【2026年】事業承継・M&A補助金 16次公募が開始|申請受付は10月2日から
事業承継・M&A補助金の16次公募が開始され、2026年9月4日に公募要領が公開されました。
今回も、事業承継やM&Aに伴う設備投資、専門家費用、PMI、廃業・再チャレンジなどを支援する複数の申請枠が用意されています。申請受付期間は2026年10月2日(金)~11月6日(金)17時までです。
事業承継・M&A補助金 16次公募とは
事業承継・M&A補助金は、中小企業・小規模事業者等による事業承継やM&Aを支援する補助金です。

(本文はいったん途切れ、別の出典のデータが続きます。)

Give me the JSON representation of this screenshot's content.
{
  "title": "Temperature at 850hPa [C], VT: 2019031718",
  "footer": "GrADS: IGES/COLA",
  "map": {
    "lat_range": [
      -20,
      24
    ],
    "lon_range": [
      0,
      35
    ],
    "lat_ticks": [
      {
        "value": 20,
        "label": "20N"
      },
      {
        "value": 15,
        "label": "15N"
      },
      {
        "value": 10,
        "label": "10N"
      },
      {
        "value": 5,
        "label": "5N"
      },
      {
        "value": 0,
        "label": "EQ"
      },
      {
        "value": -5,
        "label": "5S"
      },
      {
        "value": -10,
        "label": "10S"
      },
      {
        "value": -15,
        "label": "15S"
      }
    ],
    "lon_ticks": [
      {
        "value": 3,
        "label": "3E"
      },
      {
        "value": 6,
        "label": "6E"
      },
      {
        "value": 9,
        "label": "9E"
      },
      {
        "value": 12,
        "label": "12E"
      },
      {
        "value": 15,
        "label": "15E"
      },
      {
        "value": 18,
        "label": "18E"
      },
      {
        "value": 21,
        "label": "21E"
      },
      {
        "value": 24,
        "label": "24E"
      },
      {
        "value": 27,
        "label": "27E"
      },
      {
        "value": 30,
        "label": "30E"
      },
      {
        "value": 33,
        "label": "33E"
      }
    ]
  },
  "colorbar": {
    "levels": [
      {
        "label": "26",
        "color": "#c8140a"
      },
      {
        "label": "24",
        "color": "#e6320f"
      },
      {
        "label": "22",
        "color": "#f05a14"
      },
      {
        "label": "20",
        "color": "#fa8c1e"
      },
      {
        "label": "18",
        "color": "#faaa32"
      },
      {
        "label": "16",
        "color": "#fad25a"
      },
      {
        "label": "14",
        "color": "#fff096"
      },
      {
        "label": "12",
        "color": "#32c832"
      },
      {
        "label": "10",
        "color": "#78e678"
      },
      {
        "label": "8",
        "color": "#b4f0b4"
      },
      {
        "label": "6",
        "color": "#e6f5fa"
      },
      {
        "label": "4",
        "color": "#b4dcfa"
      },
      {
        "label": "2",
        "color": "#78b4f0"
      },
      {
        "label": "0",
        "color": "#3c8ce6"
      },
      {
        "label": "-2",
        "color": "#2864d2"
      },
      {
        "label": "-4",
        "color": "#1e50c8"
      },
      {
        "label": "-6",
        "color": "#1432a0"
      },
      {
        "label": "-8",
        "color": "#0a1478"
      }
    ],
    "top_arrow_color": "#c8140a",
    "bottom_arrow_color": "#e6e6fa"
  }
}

事業承継時の設備投資だけでなく、M&Aに必要となる専門家費用や、M&A後の経営統合(PMI)なども支援対象となっています。16次公募では、以下の4つの枠が設けられています。
| 申請枠 | 主な支援内容 |
|---|---|
| 事業承継促進枠 | 親族内承継・従業員承継等に伴う設備投資 |
| 専門家活用枠 | M&Aの買い手・売り手が利用する専門家費用等 |
| 廃業・再チャレンジ枠 | 事業承継・M&Aに伴う廃業費用等 |
| PMI推進枠 | M&A後の経営統合に必要な専門家費用・設備投資 |
16次公募の申請スケジュール
16次公募の主なスケジュールは以下のとおりです。
| 項目 | 日程 |
|---|---|
| 公募要領公開 | 2026年9月4日(金) |
| 申請受付開始 | 2026年10月2日(金) |
| 申請締切 | 2026年11月6日(金)17:00 |
| 採択発表 | 2026年12月下旬以降 順次予定 |
| 交付決定 | 2027年1月下旬以降 順次予定 |
| 補助事業期間 | 交付決定日~2028年3月中旬予定 |
申請はJグランツによる電子申請となります。
事業承継促進枠は設備投資を最大1,000万円まで支援
「事業承継促進枠」は、親族内承継や従業員承継などを予定している後継者が中心となり、事業承継後の生産性向上に取り組む場合の設備投資等を支援する枠です。補助上限額は原則800万円で、一定の賃上げ要件を満たす場合は1,000万円まで引き上げられます。小規模事業者等の場合は補助率が3分の2以内、それ以外は原則2分の1以内です。
たとえば、事業承継を契機とした、
- 機械設備の導入
- 店舗・事業所の改装
- システム導入
- 新たな事業展開に必要な設備投資
などが対象となる可能性があります。
事業承継・M&A補助金の「専門家活用枠」
専門家活用枠では、M&Aを進める際に必要となるFA・M&A仲介、デューデリジェンスなどの専門家費用を支援します。買い手支援類型では補助率3分の2以内。売り手支援類型では原則2分の1以内ですが、営業利益率低下や赤字など一定の条件を満たす場合には3分の2以内となります。
16次公募では、新たに小規模売り手支援類型に関する案内も公開されており、一定の小規模事業者によるM&A売却を支援します。こちらは補助上限450万円、補助率3分の2です。
M&A後のPMIにも補助金を活用可能
PMI推進枠は、M&A実施後の組織・業務・システム等の統合を支援するものです。PMI専門家活用類型では、PMIに関する専門家費用について上限150万円・補助率2分の1以内となっています。さらに、事業統合投資類型では、M&A後の統合効果を高めるための設備投資等について、原則上限800万円の支援を受けられます。
M&Aは契約成立で終わりではなく、その後の業務プロセスやシステム、組織の統合が重要です。PMIまで補助対象となっている点は、本制度の特徴の一つです。
事業承継・M&A補助金 16次公募に向けて早めの準備を
公募要領はすでに公開されていますが、申請受付開始は10月2日です。
申請にはGビズIDプライムが必要で、発行には通常1~2週間程度、混雑時には3週間程度かかる場合があります。また、事業承継促進枠では、認定経営革新等支援機関による確認も必要です。
11月6日の締切に向けて、事業承継やM&A、設備投資を予定している企業は、早めに申請枠や対象経費を確認しておくことをおすすめします。